Needless to say, I was stunned. Perhaps because the whole thing seemed so cruel and unnecessary. Perhaps because I had immediately identified with the Chicken in this encounter. Others of more robust spirit might have seen themselves in the Tiger, but not me. My name is Chicken. I tried to temper my moral repugnance by acknowledging that this episode ranked pretty low on the inhumanity scorecard: compared, say, with bear-baiting in Renaissance Europe, bull-fighting in Spain, cock-fighting in Latin America, and all sorts of other depredations, not to mention what people do to people. But I remain both dismayed and (I confess it) dazzled by that tiger.

I also detected a macabre humor in the situation: I had been given the privilege of witnessing the might of the legendary Siberian chicken-eating tiger. What would Kipling say? Or Orwell?
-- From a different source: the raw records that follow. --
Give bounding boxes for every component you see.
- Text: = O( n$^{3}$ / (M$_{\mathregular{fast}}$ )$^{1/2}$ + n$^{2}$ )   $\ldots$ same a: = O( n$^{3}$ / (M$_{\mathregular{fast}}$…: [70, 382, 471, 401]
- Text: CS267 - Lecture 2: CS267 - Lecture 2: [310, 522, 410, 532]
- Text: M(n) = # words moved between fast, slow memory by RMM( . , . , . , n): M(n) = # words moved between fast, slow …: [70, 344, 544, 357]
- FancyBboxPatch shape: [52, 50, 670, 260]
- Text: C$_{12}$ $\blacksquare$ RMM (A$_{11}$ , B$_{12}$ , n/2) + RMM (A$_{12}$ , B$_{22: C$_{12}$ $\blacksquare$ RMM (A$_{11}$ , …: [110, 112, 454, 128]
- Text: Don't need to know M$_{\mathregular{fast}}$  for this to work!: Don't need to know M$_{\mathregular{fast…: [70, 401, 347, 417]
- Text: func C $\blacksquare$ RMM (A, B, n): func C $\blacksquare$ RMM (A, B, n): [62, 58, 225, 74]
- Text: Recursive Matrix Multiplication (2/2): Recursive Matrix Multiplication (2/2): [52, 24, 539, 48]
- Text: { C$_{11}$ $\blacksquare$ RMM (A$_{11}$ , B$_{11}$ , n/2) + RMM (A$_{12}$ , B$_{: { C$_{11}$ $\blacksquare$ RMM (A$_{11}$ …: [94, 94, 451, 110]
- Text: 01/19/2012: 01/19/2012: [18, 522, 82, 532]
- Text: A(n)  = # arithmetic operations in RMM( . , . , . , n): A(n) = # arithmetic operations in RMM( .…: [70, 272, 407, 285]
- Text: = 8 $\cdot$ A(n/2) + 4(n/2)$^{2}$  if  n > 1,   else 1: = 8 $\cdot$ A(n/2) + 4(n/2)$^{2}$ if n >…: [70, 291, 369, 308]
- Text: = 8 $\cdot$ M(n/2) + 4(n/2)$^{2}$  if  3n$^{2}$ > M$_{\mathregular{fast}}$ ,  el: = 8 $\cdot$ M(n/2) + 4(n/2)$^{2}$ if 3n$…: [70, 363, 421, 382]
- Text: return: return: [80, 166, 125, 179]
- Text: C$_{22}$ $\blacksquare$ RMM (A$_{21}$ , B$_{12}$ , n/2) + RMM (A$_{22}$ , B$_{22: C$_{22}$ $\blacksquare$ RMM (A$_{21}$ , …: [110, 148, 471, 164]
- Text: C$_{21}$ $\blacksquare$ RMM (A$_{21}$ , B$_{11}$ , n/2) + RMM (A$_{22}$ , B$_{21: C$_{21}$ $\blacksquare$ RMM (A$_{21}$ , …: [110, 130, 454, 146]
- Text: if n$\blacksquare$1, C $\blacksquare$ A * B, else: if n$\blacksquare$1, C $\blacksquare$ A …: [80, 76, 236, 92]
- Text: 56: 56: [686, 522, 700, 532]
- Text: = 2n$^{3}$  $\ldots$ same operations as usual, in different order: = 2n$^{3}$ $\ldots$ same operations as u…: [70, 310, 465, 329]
The Price List for Purchasing Animals to Feed to the Tigers

Tiger feeding price list by animal, photo by timquijano

Then goodbyes at the university, with the usual gift-giving. I was presented with several vials of “essence of bear gall bladder.” (I am not making any of this up.) In her solemn speech, the female vice-president told me that this potion was good for “heart, liver, hangover, and restoring male virility.” I chose to believe that this was a boilerplate, standardized public service announcement, not a personal comment, so responded with an impressively treacly thank-you.

Then the westbound train to Harbin (remember Harbin?). I provided a good deal of amusement for the other passengers when I swarmed up the tiny ladder to my upper berth. I believe I heard several muttering in Mandarin the exchange between Hamlet and Polonius as they study the clouds:

Hamlet: “Methinks a whale?”
Polonius: “Very like a whale, my lord”

A six-hour journey (nine hours less than my earlier northward trek). The heat was oppressive. Fortunately, the Party, in its compassion, had installed a large fan. Unfortunately, it didn’t work. I catnapped as I could, though without much success. The engineer enjoyed tootling his very loud tootler every fifteen minutes or so, even when we seemed to be in the middle of nowhere. Those jolts of noise punctuated the interminable conversations around and below me. The Chinese voice in its higher registers (specifically — forgive me — the female voice), at top speed and full volume, sounds to the untutored American ear a good deal like an old-fashioned dental drill, with two or three times the boring capacity. Such a woman was among my half-dozen companions in our little cell (correction: cabin). Her musicality alternated with the honking of a peddler who pushed his inedible sticky snacks up and down the corridor for all six hours, crying out to each cabin in turn. The raveled sleeve of my care was not much knit up (as it were).

I arrived in Harbin more or less intact. Left to myself for a few minutes in the lobby of my hotel, I was approached by an elegantly dressed young man who approached with a confiding smile and asked in a low tone: “want young girl?” I drew myself up to my full height, called him several hard names and told him to get out and take his nasty proposition with him. He did not budge an inch nor did his expression change throughout my tirade. When the storm seemed to him to have blown over, he leaned toward me and asked: “want young boy?” What can you say to that, except that this trip is proving to be un-dull.